Why Most LLM Eval Is Theater
Most teams evaluating LLMs are doing it wrong. Not because they don't care about quality, but because the tools and practices haven't caught up to the problem.
Here's what I see over and over: someone writes a prompt, runs it against 10 examples, eyeballs the output, and says "looks good." That's not evaluation. That's a gut check.
The vibes problem
When you evaluate by reading outputs, you're doing two things at once. You're judging whether the output is good, and you're judging whether your judgment is consistent. Neither of those is reliable at small scale.
Human evaluators disagree with themselves about 20-30% of the time on subjective tasks. So when you read 10 outputs and say 8 of them are good, you don't actually know if 8 of them are good. You know that you thought 8 of them were good at that particular moment.
This is the foundation that every production LLM decision is built on. It should concern you.
LLM-as-judge makes it worse
The natural response to "human eval doesn't scale" is to use another LLM as the judge. This is fine in theory. In practice, nobody validates whether the judge is any good.
You now have two black boxes. One generates outputs. The other scores them. And you're trusting the second one because... it's an LLM and LLMs are smart?
The judge has its own biases. It might prefer longer outputs. It might anchor on the first sentence. It might score differently depending on where you put the reference answer in the prompt. If you haven't measured these things, you don't have an evaluation pipeline. You have a random number generator with good vibes.
What statistical rigor actually looks like
Real eval needs three things:
1. A validated judge. Before you trust an LLM to score outputs, you need to measure its agreement with human raters. Cohen's kappa, not just accuracy. You need to know if the judge has position bias, length bias, or self-preference. This is what JudgeBench does. It gives you a statistical report card for your judge before you use it in production.
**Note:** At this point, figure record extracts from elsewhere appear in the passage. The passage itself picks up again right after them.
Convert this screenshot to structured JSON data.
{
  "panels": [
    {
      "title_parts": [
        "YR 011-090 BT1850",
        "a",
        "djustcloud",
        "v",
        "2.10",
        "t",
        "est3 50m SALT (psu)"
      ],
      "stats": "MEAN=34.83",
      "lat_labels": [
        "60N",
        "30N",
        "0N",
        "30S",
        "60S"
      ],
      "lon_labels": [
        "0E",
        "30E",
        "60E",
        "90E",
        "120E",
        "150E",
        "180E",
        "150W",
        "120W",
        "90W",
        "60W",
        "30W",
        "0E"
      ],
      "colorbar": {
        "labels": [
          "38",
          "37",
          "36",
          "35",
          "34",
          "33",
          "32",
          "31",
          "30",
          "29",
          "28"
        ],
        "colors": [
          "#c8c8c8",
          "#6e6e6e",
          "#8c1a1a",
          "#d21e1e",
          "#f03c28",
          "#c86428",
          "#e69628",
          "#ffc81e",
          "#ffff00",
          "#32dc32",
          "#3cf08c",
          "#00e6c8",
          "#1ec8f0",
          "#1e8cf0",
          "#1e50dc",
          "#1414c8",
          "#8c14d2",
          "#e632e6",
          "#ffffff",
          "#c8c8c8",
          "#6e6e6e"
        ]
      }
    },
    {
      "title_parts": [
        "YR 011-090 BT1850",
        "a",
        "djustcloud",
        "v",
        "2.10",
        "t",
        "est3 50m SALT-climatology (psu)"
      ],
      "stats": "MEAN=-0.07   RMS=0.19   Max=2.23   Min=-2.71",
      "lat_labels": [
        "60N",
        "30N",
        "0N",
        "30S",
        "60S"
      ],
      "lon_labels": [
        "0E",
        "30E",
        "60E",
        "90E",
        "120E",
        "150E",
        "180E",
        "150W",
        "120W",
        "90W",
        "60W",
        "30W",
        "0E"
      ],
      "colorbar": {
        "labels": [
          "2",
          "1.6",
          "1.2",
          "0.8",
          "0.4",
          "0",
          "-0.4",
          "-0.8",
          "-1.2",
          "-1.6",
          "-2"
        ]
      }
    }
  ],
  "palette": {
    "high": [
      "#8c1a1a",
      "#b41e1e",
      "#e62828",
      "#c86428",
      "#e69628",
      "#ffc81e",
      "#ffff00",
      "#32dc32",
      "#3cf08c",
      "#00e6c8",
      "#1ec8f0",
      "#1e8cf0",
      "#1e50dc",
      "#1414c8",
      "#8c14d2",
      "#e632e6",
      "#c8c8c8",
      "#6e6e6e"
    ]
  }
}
2. Structured scoring with confidence intervals. A score of 4.2 out of 5 means nothing without a confidence interval. G-Eval gives you token probabilities that you can turn into proper distributions. Now you can say "this prompt scores 4.2 plus or minus 0.3" and that actually means something. EvalKit handles this.
3. Regression detection that isn't just "compare two numbers." When you update a prompt and the score goes from 4.2 to 4.0, is that a real regression or noise? McNemar's test tells you. It's a paired statistical test designed for exactly this situation: same inputs, two different treatments, binary outcomes. DriftWatch automates this.
The eval stack
These three tools chain together:
JudgeBench validates your judge. EvalKit scores your outputs with that judge. DriftWatch catches regressions when you change things.
Each one is independent and useful on its own, but together they give you something that almost nobody has right now: LLM quality assurance with real statistical power.
Why this matters
If you're shipping LLM features to users, you're making quality decisions every day. Every prompt change, every model swap, every system prompt tweak is a decision that affects output quality. And if your eval process is "run it a few times and see if it looks right," you're flying blind.
The bar for eval in production AI is going to go up fast. Teams that build rigorous eval infrastructure now will be able to move faster later, because they'll actually know when things break.
The tools exist. The statistics aren't new. The gap is just in applying them to LLM workflows. That's what I'm building.